Candidiasis gehört zu den häufigsten Pilzinfektionen weltweit und reicht von oberflächlichen Infektionen bis hin zu lebensbedrohlichen, invasiven Formen. Die zunehmende Resistenz gegenüber Antimykotika und die wachsende Verbreitung multiresistenter Spezies wie Candida auris erschweren die Therapie erheblich. Gleichzeitig bleibt die frühzeitige und präzise Diagnosestellung eine zentrale Herausforderung in der klinischen Praxis.
Eine neue internationale Leitlinie, veröffentlicht in 'The Lancet Infectious Diseases', setzt nun globale Standards für die Diagnostik und Behandlung von Candida-Infektionen. Federführend erarbeitet wurde sie von einem internationalen Expertenteam unter der Leitung von Prof. Dr. Oliver A. Cornely (Universitätsklinikum Köln) in Kooperation mit der European Confederation of Medical Mycology (ECMM), der International Society for Human and Animal Mycology (ISHAM) und der American Society for Microbiology (ASM).
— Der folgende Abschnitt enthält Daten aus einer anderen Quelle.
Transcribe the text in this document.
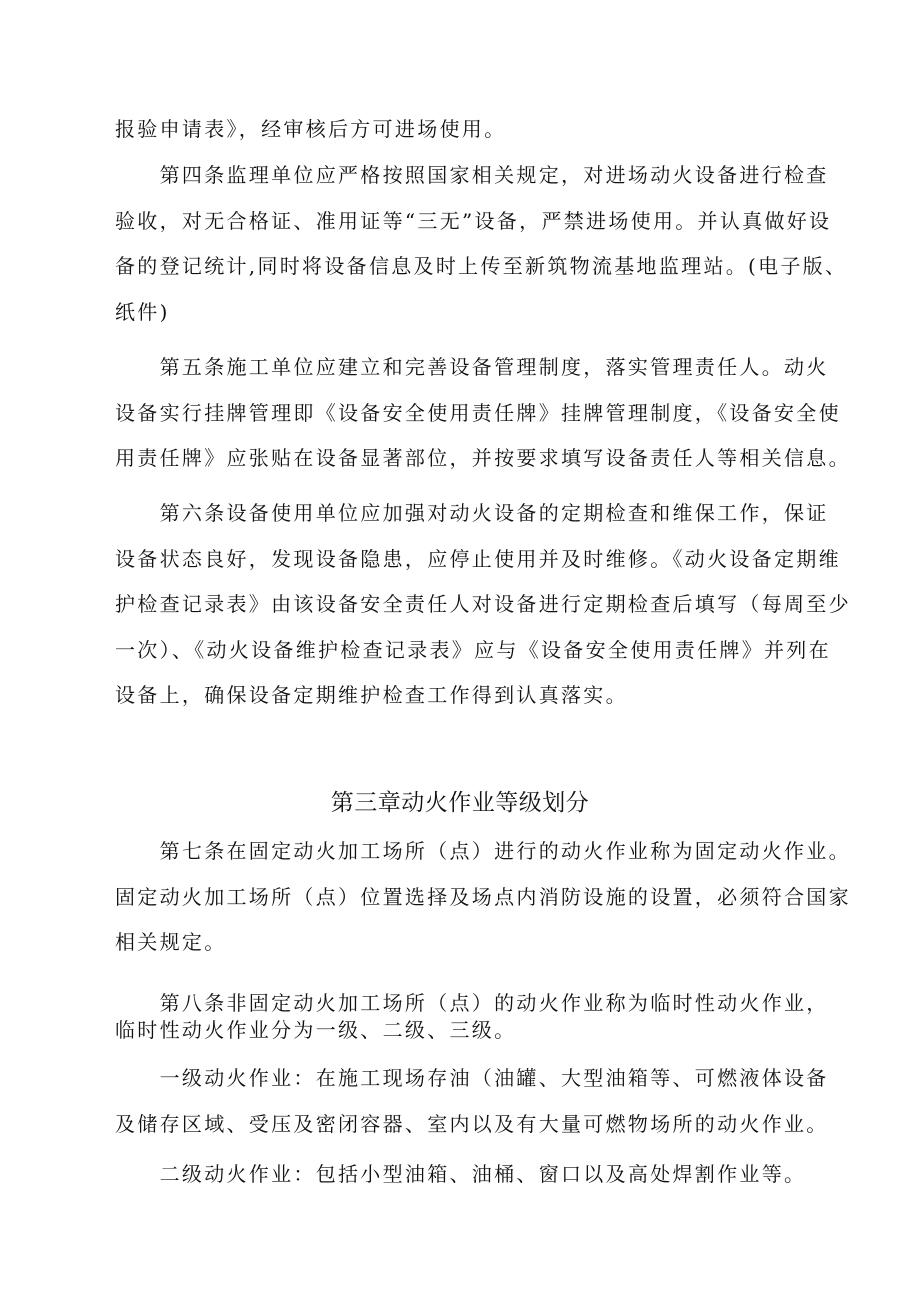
报验申请表》，经审核后方可进场使用。
　　第四条监理单位应严格按照国家相关规定，对进场动火设备进行检查
验收，对无合格证、准用证等“三无”设备，严禁进场使用。并认真做好设
备的登记统计,同时将设备信息及时上传至新筑物流基地监理站。(电子版、
纸件)
　　第五条施工单位应建立和完善设备管理制度，落实管理责任人。动火
设备实行挂牌管理即《设备安全使用责任牌》挂牌管理制度，《设备安全使
用责任牌》应张贴在设备显著部位，并按要求填写设备责任人等相关信息。
　　第六条设备使用单位应加强对动火设备的定期检查和维保工作，保证
设备状态良好，发现设备隐患，应停止使用并及时维修。《动火设备定期维
护检查记录表》由该设备安全责任人对设备进行定期检查后填写（每周至少
一次）、《动火设备维护检查记录表》应与《设备安全使用责任牌》并列在
设备上，确保设备定期维护检查工作得到认真落实。
第三章动火作业等级划分
　　第七条在固定动火加工场所（点）进行的动火作业称为固定动火作业。
固定动火加工场所（点）位置选择及场点内消防设施的设置，必须符合国家
相关规定。
　　第八条非固定动火加工场所（点）的动火作业称为临时性动火作业，
临时性动火作业分为一级、二级、三级。
　　一级动火作业：在施工现场存油（油罐、大型油箱等、可燃液体设备
及储存区域、受压及密闭容器、室内以及有大量可燃物场所的动火作业。
　　二级动火作业：包括小型油箱、油桶、窗口以及高处焊割作业等。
Neue Leitlinie: Strukturierte Empfehlungen für Prävention, Diagnostik und Therapie
Die Leitlinie bietet eine umfassende Analyse verschiedener Candida-Infektionen und formuliert evidenzbasierte Empfehlungen zur Prävention, Diagnostik und Therapie. Ein besonderer Schwerpunkt liegt auf innovativen diagnostischen Verfahren und der Behandlung therapieresistenter Stämme.
Diagnostische Verfahren
Die Leitlinie empfiehlt ein strukturiertes diagnostisches Vorgehen, das sowohl klassische als auch moderne molekulargenetische Methoden einbezieht. Hierzu zählen:
- Blutkulturen und mikroskopische Untersuchungen als Basisdiagnostik
- Antigen- und Antikörpertests zur frühzeitigen Erkennung invasiver Infektionen
- Molekulare Schnelltests zur Identifikation resistenter Candida-Spezies
- Bildgebende Verfahren bei Verdacht auf invasive Candidiasis
Therapeutische Ansätze
Basierend auf einer umfassenden Literaturauswertung enthält die Leitlinie aktualisierte Therapieempfehlungen für verschiedene Candida-Infektionen:
- Oberflächliche Candidiasis: Lokale Antimykotika bleiben die Therapie der Wahl.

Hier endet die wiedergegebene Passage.